Ryan morreu na quarta-feira. Na quinta, um pelotão de PMs fardados e armados para um combate apareceu no cemitério onde a criança era velada.
Na sexta-feira, Antonio Vinicius Lopes Gritzbach, um operador da caixa do Primeiro Comando da Capital que vinha colaborando com o Ministério Público, foi fuzilado na área de desembarque do aeroporto de Guarulhos. Uma gravação informa que o PCC havia colocado sua cabeça a prêmio (R$ 3 milhões). Os assassinos dispararam dezenas de tiros de fuzil, ferindo duas pessoas e matando um motorista que trabalhava no aeroporto.
Nas palavras do secretário de Segurança, Guilherme Derrite, Gritzbach era um criminoso. Havia recusado a proteção oferecida pelo Ministério Público, pois contava com sua própria segurança. Ela era formada por quatro PMs. E cadê a escolta (privada) do “criminoso”? Escoltavam um automóvel parado, que, segundo eles, tinha defeito. Derrite revelou que os policiais vinham sendo investigados havia um mês. O tempo poderá esclarecer por que se precisa de mais de 48 horas para concluir que um PM trabalha na escolta de um “criminoso”.
Ao chegar ao aeroporto, Gritzbach caiu numa armadilha montada por outras pessoas. Quem não se lembra da execução de Sonny Corleone? (James Caan no filme da trama emotiva de Mario Puzo) Os assassinos são coadjuvantes. Gritzbach estava denunciando a hierarquia do PCC e suas conexões com policiais corruptos.
O PCC é uma das maiores organizações criminosas em atividade no país. Segundo o Ministério da Justiça, elas são pelo menos 88. É talvez a maior, com âmbito nacional e braços em atividades legítimas. Gritzbach, por exemplo, operava no mercado imobiliário.
Os doutores discutiram se e como a Polícia Federal entraria no caso. Na segunda-feira, triunfante, o capitão Derrite anunciou que foi criada uma força-tarefa. Com a PF, para chegar aos bandidos. Maldita expressão, designa o truque pelo qual se exibe força e não se conclui a tarefa.
Como os mordomos, o PCC é o primeiro suspeito, mas há ainda o segundo e o terceiro, todos parceiros. São os incomodados pelas delações. Gritzbach havia denunciado policiais de dois departamentos e de duas delegacias. Está tudo registrado, em depoimentos e em áudios. Basta puxar os fios.
Pelo espetáculo, ao gosto das quadrilhas, o fuzilamento de Gritzbach demarcou autoridade e sinalizou o poder sobre a vida de quem pensa em falar.

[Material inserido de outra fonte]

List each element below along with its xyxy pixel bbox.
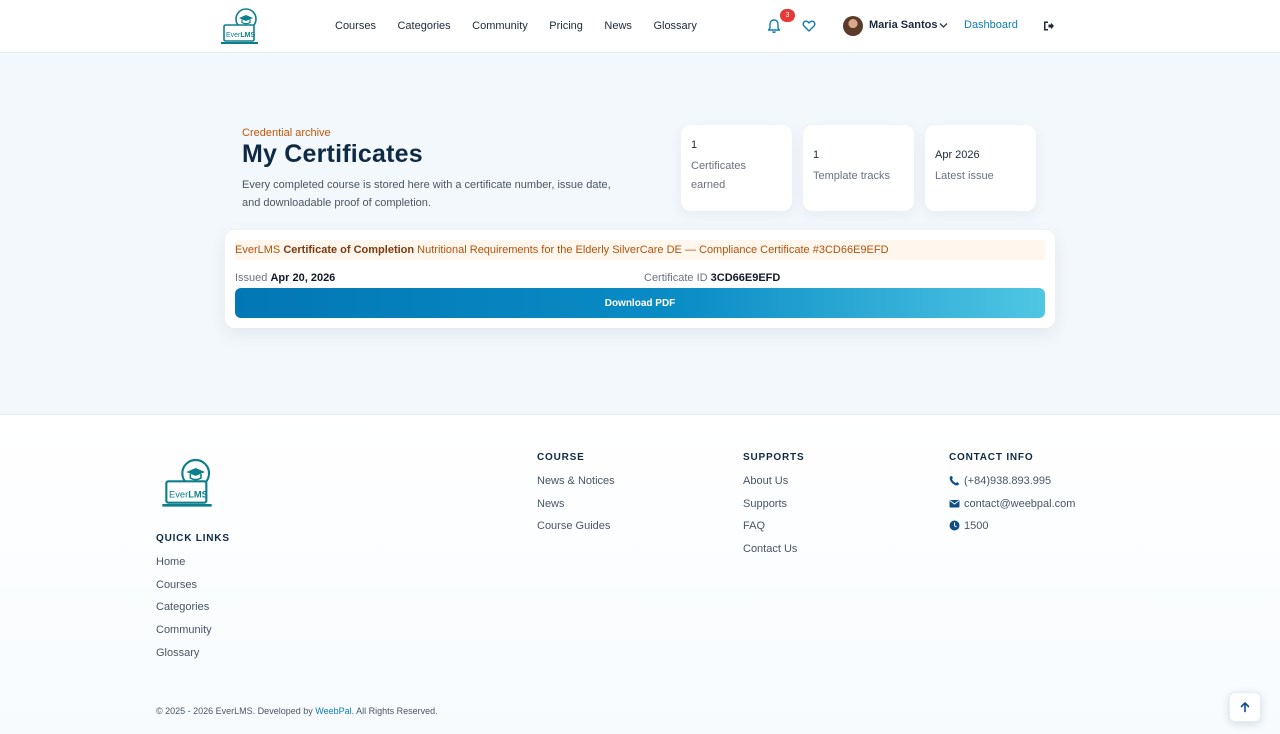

Para os cabeças dessas organizações, a ciranda de doutores faz parte de um teatro.
É uma polícia que mata em bairros pobres e, para que ninguém ouse reclamar, constrange velórios. Às vezes, investiga ilustres conexões, mas, quando alguém fala (quase sempre, o que se sabe), elas vão lá, matam a assistem à criação de uma força-tarefa.